OMG. Drunk.
I'm so glad you fill me in on these things.
Sorry. Must've been trying to twitter.
this wart on my finger ripped off while i was fingering this girl the other night. she thought she had gotten her period and started crying so i went with. its better for both of us that way
His uber religious wife caught us having anal sex in their bed..... she called us sodomites. Can you even be a sodomite if you're a girl?
You're not a sodomite. You're a whore. Tell her to get the insults right. Did she try to save you with Jesus?
She said she'd pray for me. Man, if I had just caught my husband balls deep in some ho, I'd say fuck the praying and kick her ass.

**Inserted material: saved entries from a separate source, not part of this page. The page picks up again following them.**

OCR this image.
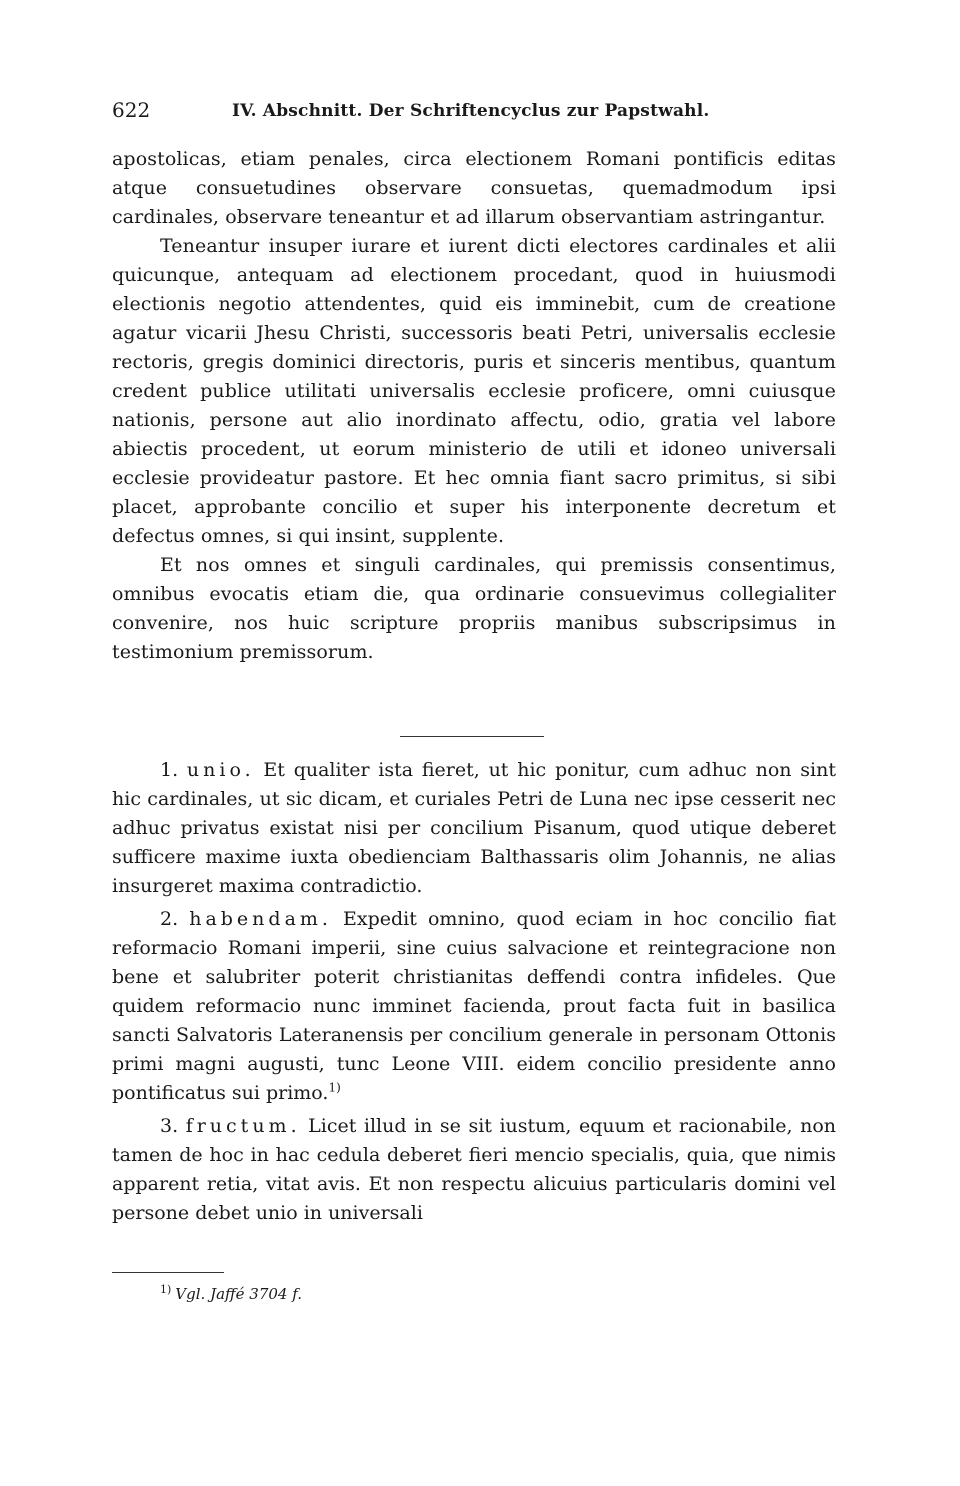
622	IV. Abschnitt. Der Schriftencyclus zur Papstwahl.

apostolicas, etiam penales, circa electionem Romani pontificis editas atque consuetudines observare consuetas, quemadmodum ipsi cardinales, observare teneantur et ad illarum observantiam astringantur.

Teneantur insuper iurare et iurent dicti electores cardinales et alii quicunque, antequam ad electionem procedant, quod in huiusmodi electionis negotio attendentes, quid eis imminebit, cum de creatione agatur vicarii Jhesu Christi, successoris beati Petri, universalis ecclesie rectoris, gregis dominici directoris, puris et sinceris mentibus, quantum credent publice utilitati universalis ecclesie proficere, omni cuiusque nationis, persone aut alio inordinato affectu, odio, gratia vel labore abiectis procedent, ut eorum ministerio de utili et idoneo universali ecclesie provideatur pastore. Et hec omnia fiant sacro primitus, si sibi placet, approbante concilio et super his interponente decretum et defectus omnes, si qui insint, supplente.

Et nos omnes et singuli cardinales, qui premissis consentimus, omnibus evocatis etiam die, qua ordinarie consuevimus collegialiter convenire, nos huic scripture propriis manibus subscripsimus in testimonium premissorum.

1. unio. Et qualiter ista fieret, ut hic ponitur, cum adhuc non sint hic cardinales, ut sic dicam, et curiales Petri de Luna nec ipse cesserit nec adhuc privatus existat nisi per concilium Pisanum, quod utique deberet sufficere maxime iuxta obedienciam Balthassaris olim Johannis, ne alias insurgeret maxima contradictio.

2. habendam. Expedit omnino, quod eciam in hoc concilio fiat reformacio Romani imperii, sine cuius salvacione et reintegracione non bene et salubriter poterit christianitas deffendi contra infideles. Que quidem reformacio nunc imminet facienda, prout facta fuit in basilica sancti Salvatoris Lateranensis per concilium generale in personam Ottonis primi magni augusti, tunc Leone VIII. eidem concilio presidente anno pontificatus sui primo.$^{1)}$

3. fructum. Licet illud in se sit iustum, equum et racionabile, non tamen de hoc in hac cedula deberet fieri mencio specialis, quia, que nimis apparent retia, vitat avis. Et non respectu alicuius particularis domini vel persone debet unio in universali

$^{1)}$ Vgl. Jaffé 3704 f.
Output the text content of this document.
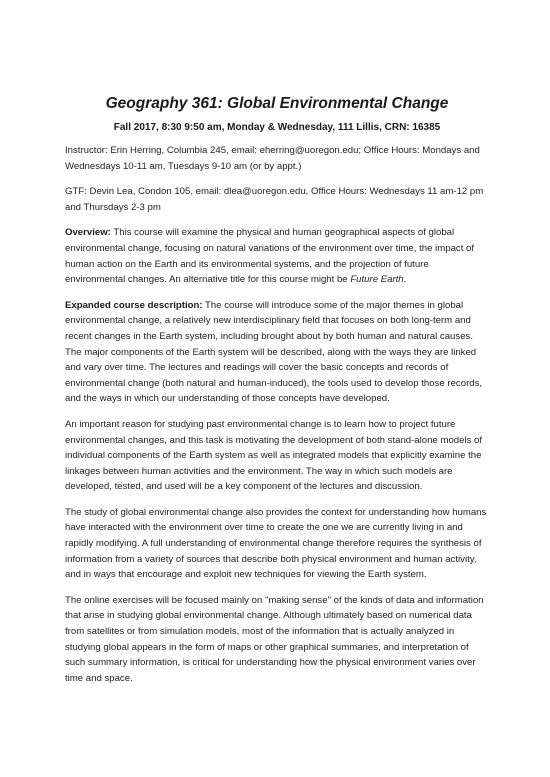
Geography 361: Global Environmental Change
Fall 2017, 8:30 9:50 am, Monday & Wednesday, 111 Lillis, CRN: 16385

Instructor: Erin Herring, Columbia 245, email: eherring@uoregon.edu; Office Hours: Mondays and Wednesdays 10-11 am, Tuesdays 9-10 am (or by appt.)

GTF: Devin Lea, Condon 105, email: dlea@uoregon.edu, Office Hours: Wednesdays 11 am-12 pm and Thursdays 2-3 pm

Overview: This course will examine the physical and human geographical aspects of global environmental change, focusing on natural variations of the environment over time, the impact of human action on the Earth and its environmental systems, and the projection of future environmental changes. An alternative title for this course might be Future Earth.

Expanded course description: The course will introduce some of the major themes in global environmental change, a relatively new interdisciplinary field that focuses on both long-term and recent changes in the Earth system, including brought about by both human and natural causes. The major components of the Earth system will be described, along with the ways they are linked and vary over time. The lectures and readings will cover the basic concepts and records of environmental change (both natural and human-induced), the tools used to develop those records, and the ways in which our understanding of those concepts have developed.

An important reason for studying past environmental change is to learn how to project future environmental changes, and this task is motivating the development of both stand-alone models of individual components of the Earth system as well as integrated models that explicitly examine the linkages between human activities and the environment. The way in which such models are developed, tested, and used will be a key component of the lectures and discussion.

The study of global environmental change also provides the context for understanding how humans have interacted with the environment over time to create the one we are currently living in and rapidly modifying. A full understanding of environmental change therefore requires the synthesis of information from a variety of sources that describe both physical environment and human activity, and in ways that encourage and exploit new techniques for viewing the Earth system.

The online exercises will be focused mainly on "making sense" of the kinds of data and information that arise in studying global environmental change. Although ultimately based on numerical data from satellites or from simulation models, most of the information that is actually analyzed in studying global appears in the form of maps or other graphical summaries, and interpretation of such summary information, is critical for understanding how the physical environment varies over time and space.
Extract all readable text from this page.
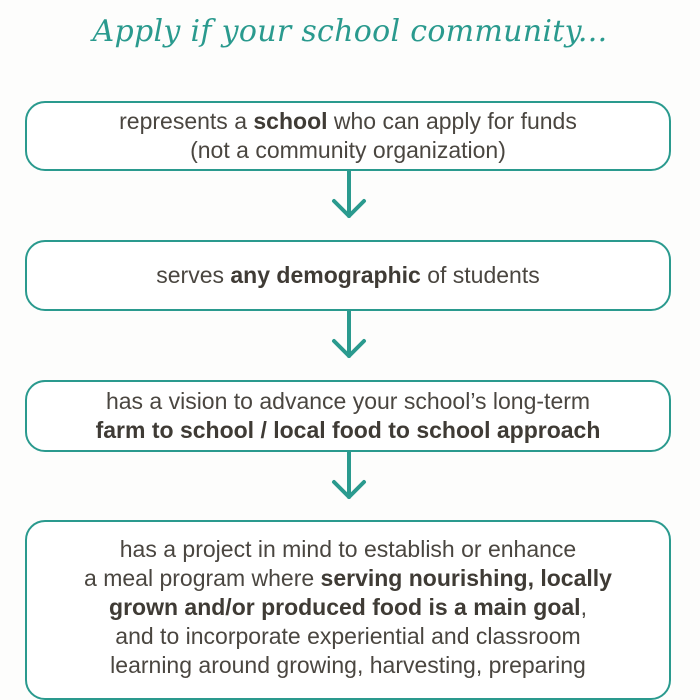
Apply if your school community...
represents a school who can apply for funds
(not a community organization)
serves any demographic of students
has a vision to advance your school’s long-term
farm to school / local food to school approach
has a project in mind to establish or enhance
a meal program where serving nourishing, locally
grown and/or produced food is a main goal,
and to incorporate experiential and classroom
learning around growing, harvesting, preparing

I found my laptop, credit card, and a bottle of Morgan all on the counter this morning. I'm scared to see what gets delivered to my house this week.
i'm making a list of conversation topics in my blackberry so the ride won't be so awkward
THAT stays in the CAR. And if one fucking person who was NOT in the car brings it up, I will KILL you. Thank you.
..So we should take it off Youtube?
We had to introduce ourselves in ethics class. This guy stood up said I'm mark, I love sluts and Jack. Then just sat back down. Hero status.
Oh my god, I am the best RA ever. I'm teaching my freshman girls how to deep throat on bananas as a group bonding activity. I'm making the religious ones eat them for potassium.
I knew as soon as he opened a beer with his teeth to shotgun it that I was going to sleep with him. I'm never going home.
nope. It turned out i wasnt the drunkest person asleep in tacobell parking lot.
I just want you to know that I'm, like, 45% hard right now.
i knew it was love when she pulled a beer out from between her boobs and offered it to me
look on the scale of 1 to the time you hit an old lady with your car chlamydia barely even rates
You puked on yourself, then demanded to take shower. In which you kept saying "its raining"
We just had a contest for who has less of a gag reflex...I am sad to admit that my mother won.